Area: Making assertions about external triples
- Members of this group are very early in explorations of this work.
- Want to make a local correction or add additional info / context to a triple owned externally
- Implies that we need the external resource to be versioned, which necessitates caching.
- Also want to record author of the assertion
- Can be done with either named graphs or reification.
- Also discussed on 2015-08-06 as 'meta-authority records'
Area: Generally sharing projects and helping one another
- Working around usage Limits from LC (2015-01-07)
- How to link the same concept in two vocabularies (2015-01-07)
- Metadata enrichment initiative: https://github.com/boston-library/mei (2015-12-10, 2015-11-12, 2015-07-23)
- Minting Linked Data URIs / Hosting Linked Data Vocabulary: https://github.com/OregonDigital/ControlledVocabularyManager (2015-11-12)
Personal notes from 2016.01.07 meeting
* linked data coding work happening in active triples.

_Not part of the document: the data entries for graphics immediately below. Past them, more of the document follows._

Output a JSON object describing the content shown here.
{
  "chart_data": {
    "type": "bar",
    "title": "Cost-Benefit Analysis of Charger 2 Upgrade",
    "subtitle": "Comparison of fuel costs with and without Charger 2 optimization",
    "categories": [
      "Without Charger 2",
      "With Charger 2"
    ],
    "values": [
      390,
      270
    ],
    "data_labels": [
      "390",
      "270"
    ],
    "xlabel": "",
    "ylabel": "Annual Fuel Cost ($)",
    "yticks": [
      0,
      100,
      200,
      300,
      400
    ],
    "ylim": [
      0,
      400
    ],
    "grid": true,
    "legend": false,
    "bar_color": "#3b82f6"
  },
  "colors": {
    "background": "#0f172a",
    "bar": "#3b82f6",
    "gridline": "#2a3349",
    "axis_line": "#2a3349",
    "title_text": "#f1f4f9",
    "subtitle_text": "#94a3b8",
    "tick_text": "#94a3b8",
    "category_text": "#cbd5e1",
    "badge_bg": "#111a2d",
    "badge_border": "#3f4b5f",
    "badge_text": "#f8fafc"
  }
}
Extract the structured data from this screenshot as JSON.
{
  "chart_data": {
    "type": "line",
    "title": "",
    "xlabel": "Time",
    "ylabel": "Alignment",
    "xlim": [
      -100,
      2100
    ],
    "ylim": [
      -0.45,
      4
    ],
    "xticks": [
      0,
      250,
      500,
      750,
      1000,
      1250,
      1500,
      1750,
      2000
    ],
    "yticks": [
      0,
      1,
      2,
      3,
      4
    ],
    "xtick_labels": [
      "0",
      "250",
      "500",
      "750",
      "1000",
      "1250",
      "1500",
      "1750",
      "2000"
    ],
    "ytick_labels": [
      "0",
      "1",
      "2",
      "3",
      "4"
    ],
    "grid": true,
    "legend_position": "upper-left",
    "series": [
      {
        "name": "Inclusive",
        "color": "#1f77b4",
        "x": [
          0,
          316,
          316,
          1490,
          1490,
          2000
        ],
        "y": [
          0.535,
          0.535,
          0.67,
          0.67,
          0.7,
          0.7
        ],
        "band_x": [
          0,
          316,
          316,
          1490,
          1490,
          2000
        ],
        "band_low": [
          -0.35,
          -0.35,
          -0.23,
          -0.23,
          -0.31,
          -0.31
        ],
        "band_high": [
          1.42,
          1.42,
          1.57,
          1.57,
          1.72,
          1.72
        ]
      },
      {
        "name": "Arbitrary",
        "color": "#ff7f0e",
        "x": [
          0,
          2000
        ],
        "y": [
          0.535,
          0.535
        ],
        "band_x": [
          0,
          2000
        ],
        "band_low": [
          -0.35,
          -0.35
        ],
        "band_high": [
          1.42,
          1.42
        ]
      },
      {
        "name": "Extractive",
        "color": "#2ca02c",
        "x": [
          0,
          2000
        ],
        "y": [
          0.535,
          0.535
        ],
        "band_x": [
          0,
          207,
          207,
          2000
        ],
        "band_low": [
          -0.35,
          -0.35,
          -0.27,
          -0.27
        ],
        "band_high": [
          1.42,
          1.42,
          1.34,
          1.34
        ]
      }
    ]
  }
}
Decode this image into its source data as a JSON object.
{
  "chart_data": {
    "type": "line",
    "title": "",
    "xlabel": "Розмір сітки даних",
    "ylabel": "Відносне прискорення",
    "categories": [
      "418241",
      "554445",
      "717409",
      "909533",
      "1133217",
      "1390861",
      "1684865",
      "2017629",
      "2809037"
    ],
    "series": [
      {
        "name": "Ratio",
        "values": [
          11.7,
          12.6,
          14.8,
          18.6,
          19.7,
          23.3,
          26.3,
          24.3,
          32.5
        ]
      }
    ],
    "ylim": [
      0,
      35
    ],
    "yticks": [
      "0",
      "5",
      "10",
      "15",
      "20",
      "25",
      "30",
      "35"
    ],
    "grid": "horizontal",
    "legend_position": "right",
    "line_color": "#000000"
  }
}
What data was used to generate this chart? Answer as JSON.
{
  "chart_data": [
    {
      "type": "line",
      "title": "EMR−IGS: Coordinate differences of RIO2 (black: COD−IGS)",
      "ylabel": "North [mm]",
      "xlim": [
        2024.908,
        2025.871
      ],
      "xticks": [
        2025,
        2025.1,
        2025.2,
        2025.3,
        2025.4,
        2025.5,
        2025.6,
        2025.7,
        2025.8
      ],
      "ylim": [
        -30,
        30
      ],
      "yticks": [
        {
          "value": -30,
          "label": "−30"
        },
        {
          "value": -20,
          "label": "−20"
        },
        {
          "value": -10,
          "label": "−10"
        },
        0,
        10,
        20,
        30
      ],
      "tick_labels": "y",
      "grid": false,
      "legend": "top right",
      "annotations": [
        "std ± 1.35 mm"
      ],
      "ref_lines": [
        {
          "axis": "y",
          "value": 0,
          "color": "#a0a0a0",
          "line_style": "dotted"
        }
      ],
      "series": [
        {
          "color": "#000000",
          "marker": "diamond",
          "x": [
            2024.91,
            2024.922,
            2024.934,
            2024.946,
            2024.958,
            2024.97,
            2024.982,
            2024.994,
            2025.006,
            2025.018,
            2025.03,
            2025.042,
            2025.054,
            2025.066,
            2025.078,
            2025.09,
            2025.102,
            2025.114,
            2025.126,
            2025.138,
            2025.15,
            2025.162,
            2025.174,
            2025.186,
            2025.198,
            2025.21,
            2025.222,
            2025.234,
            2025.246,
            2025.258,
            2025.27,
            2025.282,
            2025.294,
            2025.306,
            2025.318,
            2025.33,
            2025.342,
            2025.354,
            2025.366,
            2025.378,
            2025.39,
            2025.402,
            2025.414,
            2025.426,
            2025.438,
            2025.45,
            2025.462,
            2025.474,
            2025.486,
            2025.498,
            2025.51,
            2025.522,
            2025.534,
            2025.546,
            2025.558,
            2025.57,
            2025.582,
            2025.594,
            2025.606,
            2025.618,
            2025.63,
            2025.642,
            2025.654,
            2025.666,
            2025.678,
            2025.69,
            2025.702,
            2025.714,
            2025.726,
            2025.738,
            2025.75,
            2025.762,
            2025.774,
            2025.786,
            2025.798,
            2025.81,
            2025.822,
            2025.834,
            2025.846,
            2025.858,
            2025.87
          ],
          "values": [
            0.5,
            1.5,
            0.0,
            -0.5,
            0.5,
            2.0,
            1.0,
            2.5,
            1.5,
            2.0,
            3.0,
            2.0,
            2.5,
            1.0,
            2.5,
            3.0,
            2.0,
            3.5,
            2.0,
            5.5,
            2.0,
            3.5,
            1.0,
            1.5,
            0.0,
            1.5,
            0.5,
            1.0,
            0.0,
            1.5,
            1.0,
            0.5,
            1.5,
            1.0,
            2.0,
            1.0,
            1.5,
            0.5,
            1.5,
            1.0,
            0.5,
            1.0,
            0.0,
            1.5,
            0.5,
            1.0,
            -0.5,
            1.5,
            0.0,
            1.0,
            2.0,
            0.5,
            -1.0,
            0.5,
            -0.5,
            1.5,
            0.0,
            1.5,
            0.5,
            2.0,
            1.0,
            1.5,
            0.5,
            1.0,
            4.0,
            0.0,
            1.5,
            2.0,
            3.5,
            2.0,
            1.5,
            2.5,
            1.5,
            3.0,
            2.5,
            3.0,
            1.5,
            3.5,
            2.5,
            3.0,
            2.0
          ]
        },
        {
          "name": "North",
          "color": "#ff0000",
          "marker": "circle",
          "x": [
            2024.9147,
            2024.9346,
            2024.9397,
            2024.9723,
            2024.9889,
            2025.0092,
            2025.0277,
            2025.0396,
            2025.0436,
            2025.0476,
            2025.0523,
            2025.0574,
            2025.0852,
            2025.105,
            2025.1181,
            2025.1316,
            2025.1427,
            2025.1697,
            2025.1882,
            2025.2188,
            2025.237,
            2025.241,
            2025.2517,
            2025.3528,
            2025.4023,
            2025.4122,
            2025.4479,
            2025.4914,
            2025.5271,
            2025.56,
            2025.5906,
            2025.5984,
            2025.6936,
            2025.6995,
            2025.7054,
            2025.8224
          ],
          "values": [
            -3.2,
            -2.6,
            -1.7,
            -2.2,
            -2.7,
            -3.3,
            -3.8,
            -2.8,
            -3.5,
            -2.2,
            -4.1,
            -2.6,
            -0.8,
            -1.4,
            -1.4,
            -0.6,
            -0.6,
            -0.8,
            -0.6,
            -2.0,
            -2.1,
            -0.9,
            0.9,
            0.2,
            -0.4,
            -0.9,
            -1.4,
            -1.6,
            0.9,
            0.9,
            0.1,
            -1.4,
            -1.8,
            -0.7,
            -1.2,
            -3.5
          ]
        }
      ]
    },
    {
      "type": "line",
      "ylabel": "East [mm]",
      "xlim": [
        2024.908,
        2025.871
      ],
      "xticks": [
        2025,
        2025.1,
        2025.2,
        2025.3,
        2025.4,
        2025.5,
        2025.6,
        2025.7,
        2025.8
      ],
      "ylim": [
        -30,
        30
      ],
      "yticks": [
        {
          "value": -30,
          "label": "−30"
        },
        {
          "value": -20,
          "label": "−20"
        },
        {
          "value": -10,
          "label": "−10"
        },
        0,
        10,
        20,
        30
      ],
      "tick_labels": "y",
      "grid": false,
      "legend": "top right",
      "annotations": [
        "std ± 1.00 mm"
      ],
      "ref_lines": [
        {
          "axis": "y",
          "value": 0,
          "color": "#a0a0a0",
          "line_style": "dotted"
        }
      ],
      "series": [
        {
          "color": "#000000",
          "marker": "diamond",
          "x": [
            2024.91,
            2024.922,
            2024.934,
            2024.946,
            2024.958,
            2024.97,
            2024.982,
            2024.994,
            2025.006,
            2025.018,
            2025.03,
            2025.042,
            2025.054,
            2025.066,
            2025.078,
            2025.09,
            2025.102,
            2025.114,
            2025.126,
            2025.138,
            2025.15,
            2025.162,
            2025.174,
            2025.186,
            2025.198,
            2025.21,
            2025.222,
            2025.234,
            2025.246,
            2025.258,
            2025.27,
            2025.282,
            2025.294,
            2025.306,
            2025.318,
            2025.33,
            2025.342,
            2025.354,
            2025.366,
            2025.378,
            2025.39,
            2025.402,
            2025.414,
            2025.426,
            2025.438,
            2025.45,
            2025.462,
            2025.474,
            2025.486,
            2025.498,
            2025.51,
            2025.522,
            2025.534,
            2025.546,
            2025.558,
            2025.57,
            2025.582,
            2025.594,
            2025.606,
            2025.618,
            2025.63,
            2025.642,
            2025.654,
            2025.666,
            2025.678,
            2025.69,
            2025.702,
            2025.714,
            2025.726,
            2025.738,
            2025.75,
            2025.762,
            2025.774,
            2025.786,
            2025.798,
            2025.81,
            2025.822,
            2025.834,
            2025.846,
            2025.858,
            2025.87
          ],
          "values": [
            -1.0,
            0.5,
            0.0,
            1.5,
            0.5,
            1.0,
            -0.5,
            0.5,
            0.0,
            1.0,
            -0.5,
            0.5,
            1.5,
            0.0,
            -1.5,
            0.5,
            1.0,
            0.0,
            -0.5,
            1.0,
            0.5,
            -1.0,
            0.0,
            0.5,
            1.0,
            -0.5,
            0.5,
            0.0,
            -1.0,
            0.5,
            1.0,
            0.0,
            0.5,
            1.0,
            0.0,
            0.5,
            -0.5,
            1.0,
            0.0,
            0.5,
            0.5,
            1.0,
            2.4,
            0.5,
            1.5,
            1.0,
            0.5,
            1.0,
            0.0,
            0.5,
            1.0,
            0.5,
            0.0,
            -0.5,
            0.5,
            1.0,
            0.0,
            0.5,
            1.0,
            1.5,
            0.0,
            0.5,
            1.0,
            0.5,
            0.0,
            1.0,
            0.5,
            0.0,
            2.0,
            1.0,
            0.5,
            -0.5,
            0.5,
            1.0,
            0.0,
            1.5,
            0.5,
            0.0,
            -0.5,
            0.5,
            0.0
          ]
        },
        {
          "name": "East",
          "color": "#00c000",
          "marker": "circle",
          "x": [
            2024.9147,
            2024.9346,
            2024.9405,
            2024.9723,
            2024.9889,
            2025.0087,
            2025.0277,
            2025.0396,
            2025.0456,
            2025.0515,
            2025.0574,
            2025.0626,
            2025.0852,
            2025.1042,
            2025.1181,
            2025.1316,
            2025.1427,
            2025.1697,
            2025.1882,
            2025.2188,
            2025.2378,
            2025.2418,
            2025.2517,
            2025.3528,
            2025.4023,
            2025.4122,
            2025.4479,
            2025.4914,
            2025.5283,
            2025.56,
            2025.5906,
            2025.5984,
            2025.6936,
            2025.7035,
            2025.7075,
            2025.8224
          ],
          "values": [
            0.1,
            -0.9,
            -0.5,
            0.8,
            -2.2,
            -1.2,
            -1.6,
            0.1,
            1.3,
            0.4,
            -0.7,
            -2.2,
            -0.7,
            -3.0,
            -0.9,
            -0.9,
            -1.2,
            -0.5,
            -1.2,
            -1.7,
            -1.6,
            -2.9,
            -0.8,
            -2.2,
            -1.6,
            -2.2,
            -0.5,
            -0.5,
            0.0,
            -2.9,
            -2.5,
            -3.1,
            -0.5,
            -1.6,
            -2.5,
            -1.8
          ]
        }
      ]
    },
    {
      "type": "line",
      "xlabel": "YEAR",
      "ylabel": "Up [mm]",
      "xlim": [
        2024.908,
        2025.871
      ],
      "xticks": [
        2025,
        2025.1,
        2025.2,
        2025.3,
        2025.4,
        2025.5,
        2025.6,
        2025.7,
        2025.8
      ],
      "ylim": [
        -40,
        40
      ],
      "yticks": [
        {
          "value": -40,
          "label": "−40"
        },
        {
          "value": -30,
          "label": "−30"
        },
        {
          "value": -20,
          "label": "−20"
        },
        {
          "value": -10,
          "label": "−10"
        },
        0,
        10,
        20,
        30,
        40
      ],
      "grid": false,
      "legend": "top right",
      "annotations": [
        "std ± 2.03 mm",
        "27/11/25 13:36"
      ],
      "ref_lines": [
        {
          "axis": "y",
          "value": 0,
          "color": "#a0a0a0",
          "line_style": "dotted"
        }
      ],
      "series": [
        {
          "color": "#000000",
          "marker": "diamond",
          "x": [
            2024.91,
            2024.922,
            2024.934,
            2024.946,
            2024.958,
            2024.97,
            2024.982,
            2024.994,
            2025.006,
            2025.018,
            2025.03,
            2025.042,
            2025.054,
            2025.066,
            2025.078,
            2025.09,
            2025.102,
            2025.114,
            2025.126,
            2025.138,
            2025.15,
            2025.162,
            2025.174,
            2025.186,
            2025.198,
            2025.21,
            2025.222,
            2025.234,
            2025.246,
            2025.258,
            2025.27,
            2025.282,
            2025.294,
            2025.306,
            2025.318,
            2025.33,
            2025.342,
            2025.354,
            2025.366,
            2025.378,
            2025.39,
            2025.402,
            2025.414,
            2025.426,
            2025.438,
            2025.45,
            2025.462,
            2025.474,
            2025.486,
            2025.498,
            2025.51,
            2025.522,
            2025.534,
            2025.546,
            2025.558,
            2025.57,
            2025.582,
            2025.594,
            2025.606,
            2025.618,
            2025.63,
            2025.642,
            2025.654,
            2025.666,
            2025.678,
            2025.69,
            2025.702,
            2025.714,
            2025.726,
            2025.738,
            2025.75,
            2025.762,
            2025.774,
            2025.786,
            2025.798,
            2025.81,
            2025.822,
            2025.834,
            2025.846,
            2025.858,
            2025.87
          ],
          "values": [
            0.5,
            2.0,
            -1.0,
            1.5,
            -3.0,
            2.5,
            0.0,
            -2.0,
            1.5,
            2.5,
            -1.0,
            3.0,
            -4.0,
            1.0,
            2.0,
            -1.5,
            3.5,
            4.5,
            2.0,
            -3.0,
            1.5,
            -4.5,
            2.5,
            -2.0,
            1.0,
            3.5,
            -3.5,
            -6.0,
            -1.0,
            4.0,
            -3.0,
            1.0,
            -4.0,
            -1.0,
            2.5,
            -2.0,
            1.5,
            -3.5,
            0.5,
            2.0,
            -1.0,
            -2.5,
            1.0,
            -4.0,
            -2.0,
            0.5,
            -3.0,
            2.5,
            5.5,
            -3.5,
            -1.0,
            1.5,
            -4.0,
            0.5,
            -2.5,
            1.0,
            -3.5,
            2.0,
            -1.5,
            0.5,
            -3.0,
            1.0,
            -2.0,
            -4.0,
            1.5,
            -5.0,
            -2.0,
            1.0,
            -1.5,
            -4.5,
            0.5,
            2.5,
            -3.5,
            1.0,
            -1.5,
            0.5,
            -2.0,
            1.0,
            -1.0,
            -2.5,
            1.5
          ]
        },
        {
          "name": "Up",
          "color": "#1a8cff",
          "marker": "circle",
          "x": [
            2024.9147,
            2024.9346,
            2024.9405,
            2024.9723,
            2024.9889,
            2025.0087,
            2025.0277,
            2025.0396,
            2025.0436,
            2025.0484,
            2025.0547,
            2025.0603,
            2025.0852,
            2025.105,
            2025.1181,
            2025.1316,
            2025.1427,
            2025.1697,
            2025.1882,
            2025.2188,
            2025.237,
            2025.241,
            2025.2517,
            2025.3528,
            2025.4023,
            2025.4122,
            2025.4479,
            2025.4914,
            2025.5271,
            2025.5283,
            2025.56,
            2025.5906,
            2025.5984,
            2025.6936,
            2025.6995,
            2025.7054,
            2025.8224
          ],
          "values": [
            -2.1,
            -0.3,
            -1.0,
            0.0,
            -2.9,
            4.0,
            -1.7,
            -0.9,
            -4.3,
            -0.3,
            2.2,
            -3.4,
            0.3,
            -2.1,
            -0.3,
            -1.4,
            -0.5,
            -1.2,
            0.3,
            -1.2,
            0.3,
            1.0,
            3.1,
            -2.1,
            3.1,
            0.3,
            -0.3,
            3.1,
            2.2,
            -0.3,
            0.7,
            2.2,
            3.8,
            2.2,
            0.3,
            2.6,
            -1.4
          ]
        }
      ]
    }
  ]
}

* goal of this group - local cache of linked data in use by the application
* LDF spec - implementation is triple pattern fragments - lightweight querying, not the whole SPARQL interface.
* this WG has a similar implementation - you send it a subject and it gives you back everything about that subject. caching happens in the back. implementation does this with switchable back ends, lead is marmotta.
* other hydra people’s hydra thing. (hydra ontology)
forthcoming:
Also look at descriptive metadata group.
* creation of properties / ontologies for vocabularies
* creation of custom vocabularies.
controlled vocabulary manager - a repo - look at notes from last two meetings - powers opaquenamespace. (https://github.com/OregonDigital/ControlledVocabularyManager)
sanderson has a custom proof-of-concept code using marmotta.
no one in this group currently has a lot of bandwidth to be doing this work; mostly sharing ideas.
Corey offers to read a grant proposal.
Other standing item.
Use case - everything as a stored field in Solr so we can do atomic updates.
OCR complicates this because it’s so big that you don’t want it returned every time you request the document. there’s a patch to exclude a field but it’s currently broken.